Harassment and Discrimination Stats & Facts

DID YOU KNOW?
The U.S. Equal Employment Opportunity Commission received 76,418 charges of workplace discrimination in fiscal year 2018, according to just-released figures. That workplace discrimination continues to happen is the bad news. But the good news is the EEOC’s discrimination data signals less people are finding reasons to sue their employers.
According to John Maley, a partner at Barnes & Thornburg, the 2018 total EEOC charges of 76,418 continues a downward trend over the last several years. In fact, from 2008 to 2016, the average number of charges was 94,000, he says. In 2017, the total dropped to 84,254, and dropped again last year by a similar amount.
The FY 2018 data show that retaliation continued to be the most frequently filed discrimination charge filed with the agency, followed by sex, disability and race. The agency also received 7,609 sexual harassment charges—a 13.6 percent increase from FY 2017—and obtained $56.6 million in monetary benefits for victims of sexual harassment.
The charge numbers show the following top five reasons alleged, in descending order:
- Retaliation: 39,469 (51.6 percent of all charges filed)
- Sex: 24,655 (32.3 percent)
- Disability: 24,605 (32.2 percent)
- Race: 24,600 (32.2 percent)
- Age: 16,911 (22.1 percent)
Matthew Gagnon, a partner at Seyfarth Shaw, says that the EEOC’s FY 2018 enforcement and litigation data’s sizeable decrease in the total number of charges filed against employers—the number of charges filed was the lowest in over a decade—is a good sign.
“However, the big news of fiscal year 2018 continues to be the sharp increase in enforcement activity around sexual-harassment issues,” he says.
Gagnon notes the EEOC filed 41 lawsuits alleging sexual harassment in FY 2018—a 50 percent increase from FY 2017.
“This shows that, in the #MeToo era, the EEOC has shifted its focus to identifying and remedying workplace harassment issues,” he says. The just-released charge statistics, Gagnon adds, show that this is not just a trend within the EEOC.
“Despite the drop in the total number of charges, the EEOC’s statistics show a sharp increase in the number of charges alleging sexual harassment,” Gagnon explains. He notes that the 7,609 charges alleging sexual harassment in FY 2018 is the highest number of those charges since FY 2011—a year when the EEOC received almost 24,000 more charges overall than it did in FY 2018.
To Gagnon, this trend shows that it is not just the EEOC that is reacting to the #MeToo movement. Employees are also showing a greater awareness of these issues and an increased willingness to file these types of charges than they have for many years.
“The good news is that there are steps employers can take to ameliorate this risk,” he says. Gagnon cites the June 2016 “eye-opening” report of The Select Task Force on the Study of Harassment in the Workplace. Among other things, he says, it identifies certain industries and workplace risk factors that tend to be associated with sexual harassment allegations.
“It also provides some concrete steps and recommendations that HR professionals can take to identify and remedy issues before they escalate to litigation,” Gagnon says.
Maley says there have not been any dramatic changes in the breakdown of claims nationally across topics, such as race and sex.

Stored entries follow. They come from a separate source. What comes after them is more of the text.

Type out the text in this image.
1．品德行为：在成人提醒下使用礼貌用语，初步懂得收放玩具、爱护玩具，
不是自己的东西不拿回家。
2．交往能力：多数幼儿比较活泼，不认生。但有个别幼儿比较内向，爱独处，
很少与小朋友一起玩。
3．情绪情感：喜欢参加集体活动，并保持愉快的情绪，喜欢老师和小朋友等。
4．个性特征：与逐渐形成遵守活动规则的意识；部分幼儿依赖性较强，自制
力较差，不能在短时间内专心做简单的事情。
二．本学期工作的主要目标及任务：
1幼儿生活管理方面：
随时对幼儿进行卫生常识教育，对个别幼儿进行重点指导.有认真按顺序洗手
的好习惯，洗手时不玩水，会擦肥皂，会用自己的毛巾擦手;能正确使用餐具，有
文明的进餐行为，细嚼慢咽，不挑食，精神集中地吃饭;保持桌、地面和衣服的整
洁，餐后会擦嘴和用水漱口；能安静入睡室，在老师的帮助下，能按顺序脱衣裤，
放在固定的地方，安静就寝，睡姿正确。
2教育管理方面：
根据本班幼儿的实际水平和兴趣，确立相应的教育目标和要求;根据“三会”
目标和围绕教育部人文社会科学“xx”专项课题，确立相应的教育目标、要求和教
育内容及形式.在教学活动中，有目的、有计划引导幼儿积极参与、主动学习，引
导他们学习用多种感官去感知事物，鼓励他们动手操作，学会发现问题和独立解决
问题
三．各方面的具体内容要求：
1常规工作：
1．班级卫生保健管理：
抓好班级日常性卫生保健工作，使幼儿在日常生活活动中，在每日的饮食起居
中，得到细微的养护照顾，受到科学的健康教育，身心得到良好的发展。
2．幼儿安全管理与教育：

With that, employers need to remain focused on lowering risk.
About four-in-ten working women (42%) in the United States say they have faced discrimination on the job because of their gender. They report a broad array of personal experiences, ranging from earning less than male counterparts for doing the same job to being passed over for important assignments, according to a new analysis of Pew Research Center survey data.
The survey – conducted in the summer before a recent wave of sexual misconduct allegations against prominent men in politics, the media and other industries – found that, among employed adults, women are about twice as likely as men (42% versus 22%) to say they have experienced at least one of eight specific forms of gender discrimination at work.
One of the biggest gender gaps is in the area of income: One-in-four working women (25%) say they have earned less than a man who was doing the same job; one-in-twenty working men (5%) say they have earned less than a female peer.
Women are roughly four times as likely as men to say they have been treated as if they were not competent because of their gender (23% of employed women versus 6% of men), and they are about three times as likely as men to say they have experienced repeated small slights at work because of their gender (16% versus 5%).
There are significant gaps on other items as well. While 15% of working women say they have received less support from senior leaders than a man who was doing the same job, only 7% of working men report having a similar experience. One-in-ten working women say they have been passed over for the most important assignments because of their gender, compared with 5% of men.
The survey, which was conducted July 11-Aug. 10, 2017, with a nationally representative sample of 4,914 adults (including 4,702 who are employed at least part time), also asked about sexual harassment in a separate question. It found that while similar shares of women and men say sexual harassment is at least a small problem in their workplace (36% versus 35%), women are about three times as likely as men to have experienced it personally while at work (22% versus 7%).